En esos casi 70 años de historia, La Habana ha soportado dos grandes sismos, el de 1985 y el de 2017, y ha tenido al menos una docena de administraciones.“Es triste verlo así, cerrado, pero hay que aguantar lo que venga”, apunta Arce. Si superó los terremotos, por qué no una pandemia.

EL CAFÉ BRASILERO, VERSO DE GALEANO Y BENEDETTI

Situado en el casco antiguo, la Ciudad Vieja, las paredes del Café Brasilero han sido testigos del crecimiento de la capital uruguaya. Hoy, golpeado por la crisis del coronavirus, el establecimiento atraviesa uno de sus momentos más duros. Aunque permanece abierto, perdió el 50 % de sus clientes que eran turistas -ya que hoy Uruguay tiene fronteras cerradas- y, del 50 % restante, son pocos los montevideanos que se acercan.

Fundado en 1877, este angosto rincón, cuyo aroma a antiguo se pasea entre las mesas añejas, la fachada acristalada y una tenue iluminación, ha llegado a figurar en los últimos años en guías de viaje como uno de los mejores cafés del mundo y, entre sus paredes, esconde grandes historias literarias.

Cuando se habla del Café Brasilero es imposible no referirse al escritor y periodista Eduardo Galeano, quien lo consideraba su refugio, su segunda casa, y se sentaba en la mesa junto a la ventana para reflexionar, ver caminar a la gente e inspirarse para la escritura.

“Hasta lo último Galeano venía y siempre estaba mirando por la ventana, escribía, se tomaba un café, estaba siempre pensante, era un lugar de relajación, de planificación. El café le daba la posibilidad de planificar sus escrituras”, recuerda su dueño, Santiago Gómez, quien lleva 11 años al frente.

La tranquilidad, su capacidad limitada de público o quizá el hecho de ser un sitio con más de 140 años de historia fueron un reclamo para que otros grandes escritores también se apropiaran del café. Entre ellos Mario Benedetti. En la portada de su antología de cuentos “A imagen y semejanza” puede verse al autor sentado precisamente en la “mesa de Galeano” y mirando hacia la calle.

Esta imagen y la portada del libro están encuadradas en una de las paredes del Café Brasilero, junto a una firma de Galeano con la dedicatoria: “Bienvenido al café, Mario. Tu café, nuestro café. Ya nunca más te dejaremos ir”.
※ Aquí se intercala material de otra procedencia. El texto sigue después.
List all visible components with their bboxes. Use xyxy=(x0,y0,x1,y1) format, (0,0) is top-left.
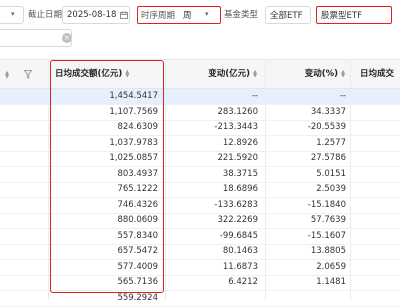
chevron-down-icon: ▾ xyxy=(205,10,209,18)
sub-type-select[interactable]: 股票型ETF xyxy=(316,6,392,24)
date-label: 截止日期 xyxy=(28,10,63,20)
table-row[interactable]: 824.6309 -213.3443 -20.5539 xyxy=(0,120,400,136)
period-label: 时序周期 xyxy=(141,11,176,21)
table-row[interactable]: 557.8340 -99.6845 -15.1607 xyxy=(0,229,400,245)
cell-change-amount: 18.6896 xyxy=(222,184,258,194)
cell-avg-turnover: 803.4937 xyxy=(117,168,158,179)
table-row[interactable]: 803.4937 38.3715 5.0151 xyxy=(0,167,400,183)
cell-change-amount: 283.1260 xyxy=(217,106,258,117)
cell-change-amount: -213.3443 xyxy=(214,122,258,132)
cell-change-pct xyxy=(266,291,346,306)
left-dropdown[interactable]: ▾ xyxy=(0,6,24,24)
cell-change-pct: 1.1481 xyxy=(316,277,346,287)
cell-change-pct: 1.2577 xyxy=(316,137,346,148)
cell-avg-turnover: 1,037.9783 xyxy=(109,137,158,148)
cell-change-amount: -133.6283 xyxy=(214,199,258,210)
header-change-amount[interactable]: 变动(亿元) ▲ ▼ xyxy=(170,60,258,89)
header-avg-turnover-2[interactable]: 日均成交 xyxy=(360,60,400,89)
cell-avg-turnover: 765.1222 xyxy=(117,184,158,194)
search-input[interactable]: × xyxy=(0,29,72,47)
table-row[interactable]: 880.0609 322.2269 57.7639 xyxy=(0,213,400,229)
cell-change-amount: 11.6873 xyxy=(222,261,258,272)
cell-change-pct: 34.3337 xyxy=(310,106,346,117)
cell-change-pct: 57.7639 xyxy=(310,215,346,225)
clear-icon[interactable]: × xyxy=(62,33,71,43)
filter-bar: ▾ 截止日期 2025-08-18 时序周期 周 ▾ 基金类型 全部ETF 股票… xyxy=(0,0,400,50)
cell-avg-turnover: 557.8340 xyxy=(117,230,158,241)
sub-type-value: 股票型ETF xyxy=(321,11,362,21)
cell-change-amount: 6.4212 xyxy=(228,277,258,287)
cell-change-amount: 38.3715 xyxy=(222,168,258,179)
cell-avg-turnover: 1,025.0857 xyxy=(109,153,158,163)
filter-icon[interactable] xyxy=(24,70,32,79)
header-avg-turnover[interactable]: 日均成交额(亿元) ▲ ▼ xyxy=(55,60,158,89)
table-header: ▲ ▼ 日均成交额(亿元) ▲ ▼ 变动(亿元) ▲ ▼ 变动(%) ▲ ▼ 日均成交 xyxy=(0,59,400,89)
cell-change-pct: -15.1607 xyxy=(307,230,346,241)
cell-avg-turnover: 577.4009 xyxy=(117,261,158,272)
fund-type-label: 基金类型 xyxy=(224,10,259,20)
fund-type-value: 全部ETF xyxy=(270,11,303,21)
table-row[interactable]: 559.2924 xyxy=(0,291,400,307)
cell-change-pct: -20.5539 xyxy=(307,122,346,132)
cell-change-amount xyxy=(168,291,258,306)
table-row[interactable]: 577.4009 11.6873 2.0659 xyxy=(0,260,400,276)
cell-avg-turnover: 559.2924 xyxy=(117,292,158,303)
cell-change-pct: -- xyxy=(339,91,346,101)
sort-icon[interactable]: ▲ ▼ xyxy=(4,71,10,80)
cell-change-amount: -- xyxy=(251,91,258,101)
cell-change-amount: 80.1463 xyxy=(222,246,258,256)
cell-avg-turnover: 1,454.5417 xyxy=(109,91,158,101)
period-selector[interactable]: 时序周期 周 ▾ xyxy=(137,6,221,24)
cell-avg-turnover: 880.0609 xyxy=(117,215,158,225)
fund-type-select[interactable]: 全部ETF xyxy=(265,6,311,24)
table-row[interactable]: 1,454.5417 -- -- xyxy=(0,89,400,105)
table-row[interactable]: 657.5472 80.1463 13.8805 xyxy=(0,244,400,260)
cell-change-amount: 12.8926 xyxy=(222,137,258,148)
cell-change-pct: 2.0659 xyxy=(316,261,346,272)
cell-avg-turnover: 657.5472 xyxy=(117,246,158,256)
table-row[interactable]: 746.4326 -133.6283 -15.1840 xyxy=(0,198,400,214)
date-value: 2025-08-18 xyxy=(67,10,117,20)
chevron-down-icon: ▾ xyxy=(11,10,15,18)
cell-avg-turnover: 824.6309 xyxy=(117,122,158,132)
table-row[interactable]: 765.1222 18.6896 2.5039 xyxy=(0,182,400,198)
cell-change-amount: -99.6845 xyxy=(219,230,258,241)
table-row[interactable]: 1,107.7569 283.1260 34.3337 xyxy=(0,105,400,121)
date-picker[interactable]: 2025-08-18 xyxy=(62,6,130,24)
header-change-pct[interactable]: 变动(%) ▲ ▼ xyxy=(270,60,346,89)
cell-change-amount: 221.5920 xyxy=(217,153,258,163)
cell-avg-turnover: 746.4326 xyxy=(117,199,158,210)
cell-change-pct: -15.1840 xyxy=(307,199,346,210)
cell-avg-turnover: 1,107.7569 xyxy=(109,106,158,117)
cell-change-pct: 27.5786 xyxy=(310,153,346,163)
cell-change-pct: 2.5039 xyxy=(316,184,346,194)
table-row[interactable]: 565.7136 6.4212 1.1481 xyxy=(0,275,400,291)
period-value: 周 xyxy=(183,11,192,21)
table-row[interactable]: 1,037.9783 12.8926 1.2577 xyxy=(0,136,400,152)
cell-change-pct: 5.0151 xyxy=(316,168,346,179)
cell-change-amount: 322.2269 xyxy=(217,215,258,225)
table-row[interactable]: 1,025.0857 221.5920 27.5786 xyxy=(0,151,400,167)
calendar-icon xyxy=(120,11,128,19)
cell-change-pct: 13.8805 xyxy=(310,246,346,256)
cell-avg-turnover: 565.7136 xyxy=(117,277,158,287)
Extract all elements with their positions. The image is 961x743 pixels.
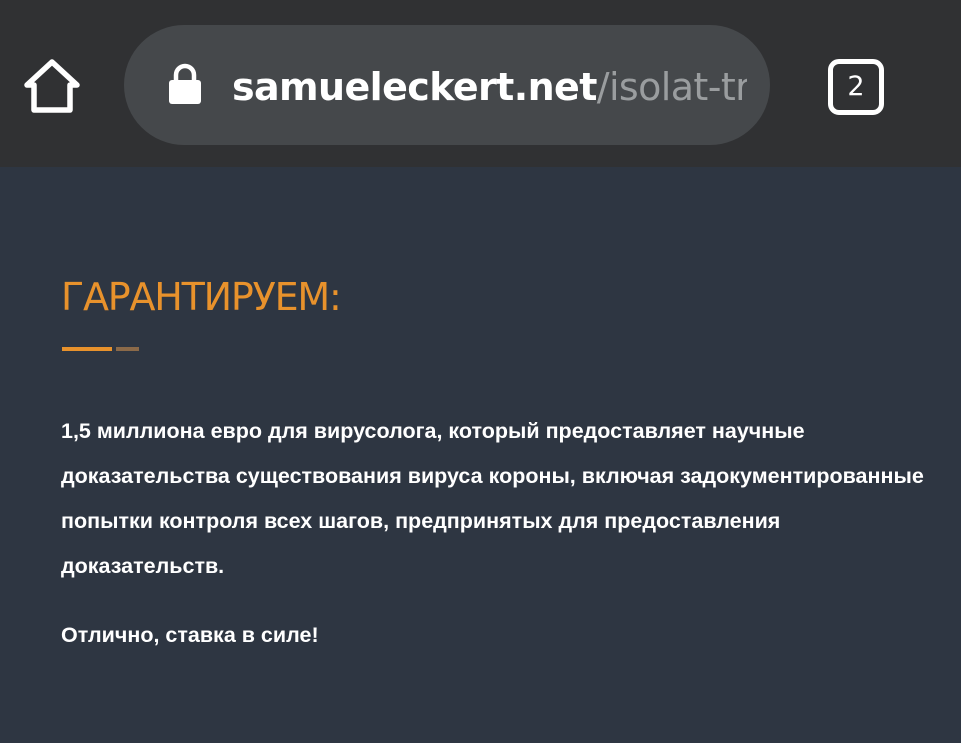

La identificación de Galeano con el café era tal que en el contrato de alquiler del inmueble uno de los puntos aclaraba que tenía derecho a un café gratis a diario.

Una de las anécdotas que Gómez recuerda con más nostalgia ocurrió un verano cuando cerraron por una semana y Galeano quiso ir pero se encontró con que el lugar no estaba abierto.

“Nos dijo 'por favor no cierren – comenta entre risas - y si van a cerrar me tienen que avisar'”.